Im Krisenjahr 2009 waren Umsatz und Gewinn wegen der starken Zurückhaltung vieler Landwirte bei Düngemitteln und sinkender Preise eingebrochen. Der Umsatz sank im Vergleich zum Rekordjahr 2008 um gut ein Viertel auf 3,57 Milliarden Euro. Der Gewinn brach auf 96,4 (Vorjahr: 870,9) Millionen Euro ein. Die Dividende soll kräftig auf 0,20 (2,40) Euro je Aktie gesenkt werden.

 

Hessen-SPD fordert Rücktritt von Innenminister Bouffier

 Hessens Innenminister Volker Bouffier nimmt gerade Stellung zu den Vorwürfen der Opposition wegen der Besetzung eines Polizeipräsidenten-Postens. Der Minister sieht sich dem Vorwurf ausgesetzt, er habe die Stelle mit seinem Wunschkandidaten besetzt, obwohl ihm der Verwaltungsgerichtshof des Landes das untersagt hatte. Die Opposition hält das für einen Rechtsbruch und hat eine Erklärung des Ministers im Innenausschuss des Landtages gefordert.

Der frühere Präsident der Bereitschaftspolizei war 2008 in den Ruhestand getreten, um die Nachfolge hatten sich zwei Kandidaten beworben. Bouffier hatte sich für Hans Langecker entschieden, zuvor Vizepräsident des Polizeipräsidiums Mittelhessen. Der Mitbewerber hatte gegen die Entscheidung geklagt und in erster Instanz verloren. Der VGH entschied dagegen als zweite Instanz in einer rechtskräftigen einstweiligen Anordnung, Bouffier dürfe das Amt bis zum Abschluss eines erneuten Personalauswahlverfahrens nicht besetzen. Das hatte der Minister dann Mitte vergangenen Jahres dann doch getan.

 

Streiks legen Griechenland lahm

Mit einer Streikwelle haben die griechischen Gewerkschaften das Land praktisch lahmgelegt. Sie protestieren heute gegen die Sparpläne der Regierung zur Überwindung der Schuldenkrise. Besonders betroffen war der Verkehr. Da auch die Fluglotsen streiken, wurden seit Mitternacht sämtliche Flüge von und nach Griechenland gestrichen. Die Fluglinien hatten ihre Passagiere jedoch rechtzeitig informiert. Auch die Fähren zu den griechischen Inseln und die Eisenbahn wurden bestreikt. Der Chef der Euro-Gruppe, Luxemburgs Premier Jean-Claude Juncker, lobte derweil die griechischen Sparanstrengungen.

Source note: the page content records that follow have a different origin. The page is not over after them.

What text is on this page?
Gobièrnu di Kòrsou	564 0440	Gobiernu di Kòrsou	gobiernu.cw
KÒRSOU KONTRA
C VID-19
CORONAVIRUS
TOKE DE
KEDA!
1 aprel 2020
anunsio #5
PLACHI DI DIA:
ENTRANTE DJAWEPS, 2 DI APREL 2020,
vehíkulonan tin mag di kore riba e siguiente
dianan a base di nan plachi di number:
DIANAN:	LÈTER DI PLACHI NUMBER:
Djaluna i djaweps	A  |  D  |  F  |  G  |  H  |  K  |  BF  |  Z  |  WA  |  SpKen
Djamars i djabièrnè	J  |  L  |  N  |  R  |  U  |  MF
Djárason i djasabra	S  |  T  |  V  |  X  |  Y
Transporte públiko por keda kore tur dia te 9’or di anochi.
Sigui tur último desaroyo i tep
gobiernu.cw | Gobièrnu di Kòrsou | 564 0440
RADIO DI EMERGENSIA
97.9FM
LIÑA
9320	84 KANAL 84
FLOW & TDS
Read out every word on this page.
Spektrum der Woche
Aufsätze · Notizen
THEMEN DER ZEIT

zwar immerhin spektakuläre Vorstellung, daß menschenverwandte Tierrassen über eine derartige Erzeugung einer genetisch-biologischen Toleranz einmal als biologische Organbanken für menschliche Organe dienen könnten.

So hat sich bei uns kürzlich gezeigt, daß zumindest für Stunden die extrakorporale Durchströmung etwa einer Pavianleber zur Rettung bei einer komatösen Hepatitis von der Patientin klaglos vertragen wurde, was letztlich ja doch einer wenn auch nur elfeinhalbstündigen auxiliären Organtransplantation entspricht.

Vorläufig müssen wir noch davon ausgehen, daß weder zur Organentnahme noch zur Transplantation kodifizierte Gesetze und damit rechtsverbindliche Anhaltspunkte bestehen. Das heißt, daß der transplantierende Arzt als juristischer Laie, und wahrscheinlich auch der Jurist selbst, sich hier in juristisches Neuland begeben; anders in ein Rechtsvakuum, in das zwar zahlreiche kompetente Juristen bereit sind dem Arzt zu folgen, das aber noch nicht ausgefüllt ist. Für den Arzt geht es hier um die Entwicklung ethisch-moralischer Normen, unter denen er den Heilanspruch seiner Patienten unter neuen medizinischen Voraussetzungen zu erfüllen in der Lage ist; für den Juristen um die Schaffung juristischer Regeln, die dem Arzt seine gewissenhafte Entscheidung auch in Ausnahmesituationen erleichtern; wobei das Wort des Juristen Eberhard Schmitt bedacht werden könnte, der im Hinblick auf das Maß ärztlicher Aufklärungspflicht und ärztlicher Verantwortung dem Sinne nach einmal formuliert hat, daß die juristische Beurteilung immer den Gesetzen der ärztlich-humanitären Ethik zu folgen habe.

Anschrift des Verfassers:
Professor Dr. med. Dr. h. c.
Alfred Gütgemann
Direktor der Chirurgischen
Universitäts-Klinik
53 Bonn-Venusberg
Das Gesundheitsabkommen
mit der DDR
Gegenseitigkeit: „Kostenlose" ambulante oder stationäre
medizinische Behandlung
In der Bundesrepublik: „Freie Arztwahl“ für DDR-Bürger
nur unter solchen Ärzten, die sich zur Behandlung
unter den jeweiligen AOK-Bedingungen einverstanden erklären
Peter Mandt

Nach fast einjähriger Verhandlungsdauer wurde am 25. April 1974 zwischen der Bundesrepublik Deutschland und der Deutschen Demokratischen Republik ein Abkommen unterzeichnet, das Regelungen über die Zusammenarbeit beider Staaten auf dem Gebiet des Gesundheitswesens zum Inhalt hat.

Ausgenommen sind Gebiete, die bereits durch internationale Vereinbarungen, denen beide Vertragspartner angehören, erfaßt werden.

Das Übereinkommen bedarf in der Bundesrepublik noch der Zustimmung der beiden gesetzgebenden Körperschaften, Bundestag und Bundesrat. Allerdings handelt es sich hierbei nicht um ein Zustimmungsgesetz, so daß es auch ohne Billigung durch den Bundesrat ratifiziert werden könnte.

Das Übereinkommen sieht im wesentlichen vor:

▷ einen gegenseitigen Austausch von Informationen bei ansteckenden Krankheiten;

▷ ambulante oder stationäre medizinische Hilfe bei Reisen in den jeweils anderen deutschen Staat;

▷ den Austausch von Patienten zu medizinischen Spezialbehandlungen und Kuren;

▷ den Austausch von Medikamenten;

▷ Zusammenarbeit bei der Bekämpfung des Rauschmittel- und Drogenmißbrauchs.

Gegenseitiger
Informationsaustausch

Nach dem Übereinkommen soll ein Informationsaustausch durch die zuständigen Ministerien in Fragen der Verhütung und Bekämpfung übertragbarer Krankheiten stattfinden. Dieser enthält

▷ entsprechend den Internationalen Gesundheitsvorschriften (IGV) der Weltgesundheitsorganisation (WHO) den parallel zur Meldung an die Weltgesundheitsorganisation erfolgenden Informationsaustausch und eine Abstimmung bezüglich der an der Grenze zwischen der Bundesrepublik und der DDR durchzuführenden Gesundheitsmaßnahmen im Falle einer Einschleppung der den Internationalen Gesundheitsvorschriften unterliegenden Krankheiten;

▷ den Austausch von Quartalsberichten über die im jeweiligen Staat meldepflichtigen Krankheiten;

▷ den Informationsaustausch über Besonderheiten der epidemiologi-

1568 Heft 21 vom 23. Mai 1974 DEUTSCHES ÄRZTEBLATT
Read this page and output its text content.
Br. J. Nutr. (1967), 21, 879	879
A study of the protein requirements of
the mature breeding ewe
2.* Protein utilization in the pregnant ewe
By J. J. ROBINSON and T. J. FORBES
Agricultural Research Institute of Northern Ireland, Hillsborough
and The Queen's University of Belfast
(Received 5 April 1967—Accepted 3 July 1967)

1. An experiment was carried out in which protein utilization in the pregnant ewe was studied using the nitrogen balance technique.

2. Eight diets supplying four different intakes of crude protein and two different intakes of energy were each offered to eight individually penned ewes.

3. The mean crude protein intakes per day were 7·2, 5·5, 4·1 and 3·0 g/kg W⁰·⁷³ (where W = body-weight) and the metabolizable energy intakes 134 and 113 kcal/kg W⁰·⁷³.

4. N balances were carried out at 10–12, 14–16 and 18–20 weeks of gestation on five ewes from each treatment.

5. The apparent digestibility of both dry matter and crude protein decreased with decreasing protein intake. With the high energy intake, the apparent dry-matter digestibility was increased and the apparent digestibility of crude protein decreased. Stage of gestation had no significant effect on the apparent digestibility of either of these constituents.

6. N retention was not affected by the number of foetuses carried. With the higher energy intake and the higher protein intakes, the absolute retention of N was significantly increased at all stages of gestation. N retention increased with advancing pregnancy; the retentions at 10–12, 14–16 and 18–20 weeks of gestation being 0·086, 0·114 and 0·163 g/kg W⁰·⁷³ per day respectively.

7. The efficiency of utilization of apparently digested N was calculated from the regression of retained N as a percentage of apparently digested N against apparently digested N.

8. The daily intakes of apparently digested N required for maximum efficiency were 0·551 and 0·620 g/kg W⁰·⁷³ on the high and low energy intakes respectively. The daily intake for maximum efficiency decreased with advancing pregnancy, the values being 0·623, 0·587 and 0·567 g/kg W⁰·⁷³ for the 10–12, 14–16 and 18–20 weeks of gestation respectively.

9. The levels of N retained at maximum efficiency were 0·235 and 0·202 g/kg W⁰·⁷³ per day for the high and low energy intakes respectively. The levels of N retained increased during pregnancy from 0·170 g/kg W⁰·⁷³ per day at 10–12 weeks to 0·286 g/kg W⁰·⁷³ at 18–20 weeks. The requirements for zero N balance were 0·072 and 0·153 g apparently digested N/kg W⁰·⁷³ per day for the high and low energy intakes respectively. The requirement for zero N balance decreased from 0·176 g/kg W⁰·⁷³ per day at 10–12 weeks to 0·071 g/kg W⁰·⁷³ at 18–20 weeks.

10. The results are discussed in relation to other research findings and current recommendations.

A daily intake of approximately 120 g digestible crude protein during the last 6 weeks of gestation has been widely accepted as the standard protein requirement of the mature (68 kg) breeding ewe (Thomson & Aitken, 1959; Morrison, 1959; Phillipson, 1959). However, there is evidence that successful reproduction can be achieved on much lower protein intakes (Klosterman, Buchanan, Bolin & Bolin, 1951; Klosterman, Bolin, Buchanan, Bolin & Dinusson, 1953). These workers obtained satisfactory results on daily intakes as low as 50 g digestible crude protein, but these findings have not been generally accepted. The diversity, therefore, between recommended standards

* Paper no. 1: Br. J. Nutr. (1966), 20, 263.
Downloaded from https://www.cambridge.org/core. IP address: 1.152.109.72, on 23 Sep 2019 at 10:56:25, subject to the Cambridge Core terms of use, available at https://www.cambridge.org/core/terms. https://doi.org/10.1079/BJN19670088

Die internationalen Finanzmärkte hätten den Sparkurs durchaus positiv aufgenommen, sagte Juncker auf NDR Info. «Daher kann von einem Ablenkungsmanöver der Griechen nicht die Rede sein.» Er begrüßte zudem den Vorschlag, einen Europäischen Währungsfonds zu gründen. «Allerdings kann ein solcher Fonds nicht alle Probleme lösen», sagte er. Jeder Euro-Staat müsse seine Finanzen zunächst selbst in Ordnung bringen.

 

Schweinegrippe-Impfung erweist sich als Reinfall

Nicht einmal jeder zehnte Deutsche hat sich gegen Schweinegrippe impfen lassen. Das geht aus Daten des niedersächsischen Gesundheitsministerium hervor, die der dpa vorliegen. «Die Zahl liegt merklich unter der Impfrate einer normalen Grippesaison von rund 20 Prozent», erläuterte der Sprecher des niedersächsischen Gesundheitsministerium, Thomas Spieker. Niedersachsen hat derzeit den Vorsitz der Landesgesundheitsminister. Nach den vorläufigen Daten aus 13 Bundesländern lag die Impfrate zwischen vier und zehn Prozent.

Damit wurden nicht einmal 8 Millionen Dosen des Impfstoffs Pandemrix verbraucht. Nach harten Verhandlungen müssen die Länder nun nur 34 Millionen der 50 Millionen Impfstoffdosen vom Pharmahersteller GlaxoSmithKline abnehmen. Zudem gibt es nach dpa-Informationen unter anderem Verkaufsverhandlungen mit Pakistan. Ein Teil der Impfstoffe müsse jedoch noch verfügbar bleiben, solange die Weltgesundheitsorganisation WHO ihre höchste Pandemiestufe sechs noch nicht aufgehoben habe, sagte Spieker.